Winston Steen’s retirement from the Cambridge Volunteer Fire Brigade marks the end of the Steen family’s record-breaking 127 years as firemen.

After 56 years, 9188 callouts and multiple awards, Winston Steen has stepped away from an active role with the Cambridge Volunteer Fire Brigade.

It was time, he says. He’s given a great deal to the community, had some ‘good saves’ and taken an enviable family legacy to the next level.  When added to the 40 years’ service his father Tom Steen gave to the brigade, and the 31 from Winston’s brother Ken, the Steen family have put in a remarkable 127 years to helping others in their community.

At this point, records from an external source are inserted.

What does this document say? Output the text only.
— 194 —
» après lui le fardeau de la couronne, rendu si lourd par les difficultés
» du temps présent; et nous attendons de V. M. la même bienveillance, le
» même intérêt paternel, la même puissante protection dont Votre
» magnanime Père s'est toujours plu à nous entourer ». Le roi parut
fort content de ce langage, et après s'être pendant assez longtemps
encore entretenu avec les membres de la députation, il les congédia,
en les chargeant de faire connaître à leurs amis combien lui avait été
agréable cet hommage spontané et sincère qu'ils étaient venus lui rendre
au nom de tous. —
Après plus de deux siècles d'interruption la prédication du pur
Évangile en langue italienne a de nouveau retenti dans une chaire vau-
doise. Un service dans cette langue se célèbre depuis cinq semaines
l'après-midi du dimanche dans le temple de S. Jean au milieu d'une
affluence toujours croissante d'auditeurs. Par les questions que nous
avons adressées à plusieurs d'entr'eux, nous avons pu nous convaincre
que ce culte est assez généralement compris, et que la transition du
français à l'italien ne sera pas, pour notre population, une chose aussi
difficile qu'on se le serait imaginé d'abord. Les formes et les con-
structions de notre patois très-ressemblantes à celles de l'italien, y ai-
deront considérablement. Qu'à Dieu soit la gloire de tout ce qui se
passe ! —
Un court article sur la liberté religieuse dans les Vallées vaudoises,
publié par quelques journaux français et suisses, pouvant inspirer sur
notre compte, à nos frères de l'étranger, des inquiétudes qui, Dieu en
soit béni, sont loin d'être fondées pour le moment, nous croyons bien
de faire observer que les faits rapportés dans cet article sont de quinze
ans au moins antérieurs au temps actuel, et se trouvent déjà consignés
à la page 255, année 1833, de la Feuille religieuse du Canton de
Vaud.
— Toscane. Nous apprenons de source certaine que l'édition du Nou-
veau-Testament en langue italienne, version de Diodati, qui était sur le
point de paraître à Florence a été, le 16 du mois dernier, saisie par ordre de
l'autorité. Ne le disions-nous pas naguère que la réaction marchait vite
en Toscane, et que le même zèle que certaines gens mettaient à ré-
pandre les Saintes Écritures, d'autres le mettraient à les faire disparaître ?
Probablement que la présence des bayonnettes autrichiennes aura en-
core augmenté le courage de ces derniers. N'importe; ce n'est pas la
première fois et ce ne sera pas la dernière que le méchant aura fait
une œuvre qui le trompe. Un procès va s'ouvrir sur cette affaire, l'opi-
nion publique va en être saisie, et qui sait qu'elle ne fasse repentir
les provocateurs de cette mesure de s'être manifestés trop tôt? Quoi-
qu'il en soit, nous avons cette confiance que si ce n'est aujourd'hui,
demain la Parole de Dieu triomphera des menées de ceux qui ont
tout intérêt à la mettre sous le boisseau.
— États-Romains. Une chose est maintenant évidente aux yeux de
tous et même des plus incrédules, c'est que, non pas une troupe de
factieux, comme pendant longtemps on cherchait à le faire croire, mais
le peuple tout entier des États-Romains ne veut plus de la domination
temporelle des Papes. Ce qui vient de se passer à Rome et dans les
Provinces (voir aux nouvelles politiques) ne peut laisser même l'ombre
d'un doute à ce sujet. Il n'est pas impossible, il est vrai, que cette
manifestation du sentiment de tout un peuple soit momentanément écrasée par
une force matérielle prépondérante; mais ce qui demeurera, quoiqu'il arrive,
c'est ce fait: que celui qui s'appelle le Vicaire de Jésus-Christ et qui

“I think it’s probably one of the longest tenures by a single family,” Winston said with quiet pride.  He is proud, too, of “the exceptionally talented group” that makes up what he describes as one of the best brigades in the country, and insists that much of the kudos must go to chief fire officer Don Gerrand, and to the other firefighters, wives and girlfriends who have provided steadfast support through the years.

“We couldn’t do what we do without them, and what an honour it has been to be associated with everyone over my time.”

It was in November 1963 that Winston joined the brigade. He was working at Steen & Morrow, the business started by his father, and found himself helping at the brigade’s annual fireworks fundraiser.

“In that first month, I attended five callouts, and in my first year, a total of 72. Now, we get around 340 – I think the peak has been 380 a year. My first callout was to a fire in Jonathan Foley’s photography shop in Duke Street, and the biggest was probably the one out at St Peter’s School in April 1984 … they lost a complete block of rooms.”

Winston Steen is deeply grateful for the support his wife Yvonne has been through his years of service with the fire brigade.

Other significant fires he attended include St Andrew’s Church in the early 1960s, Paramount in Carter’s Flat, Hamilton Hotel in Frankton and the Tamahere Coolstore fire in 2008.  There have been fires in schools and churches, rescues of dogs down banks, a cow down a well and, of course, cats up trees.  “You never see a dead cat up a tree,” he reasoned with a smile.

There was also a run of arsons at one stage, but it was when the fire service signed up to respond to St John calls around 2015 that the tempo changed. Did that move increase the callout rate?  Winston said: “Hell yeah!  In that first year there were 50 callouts just for the ambulance. It changed things for sure.”

He’s been deputy chief fire officer since 2001 and has worked with four chief fire officers – Jack Morris, Gordon Brunskill, Graham Howarth, and since 1994, Don Gerrand.

Winston began by wanting to do something for his community; he’s deeply grateful to his family and the staff at Steen & Morrow who’ve enabled him to do that.  He has scooped 12 wins in the annual brigade competitions in Victoria Square, and was awarded his 50-year medal a few years ago.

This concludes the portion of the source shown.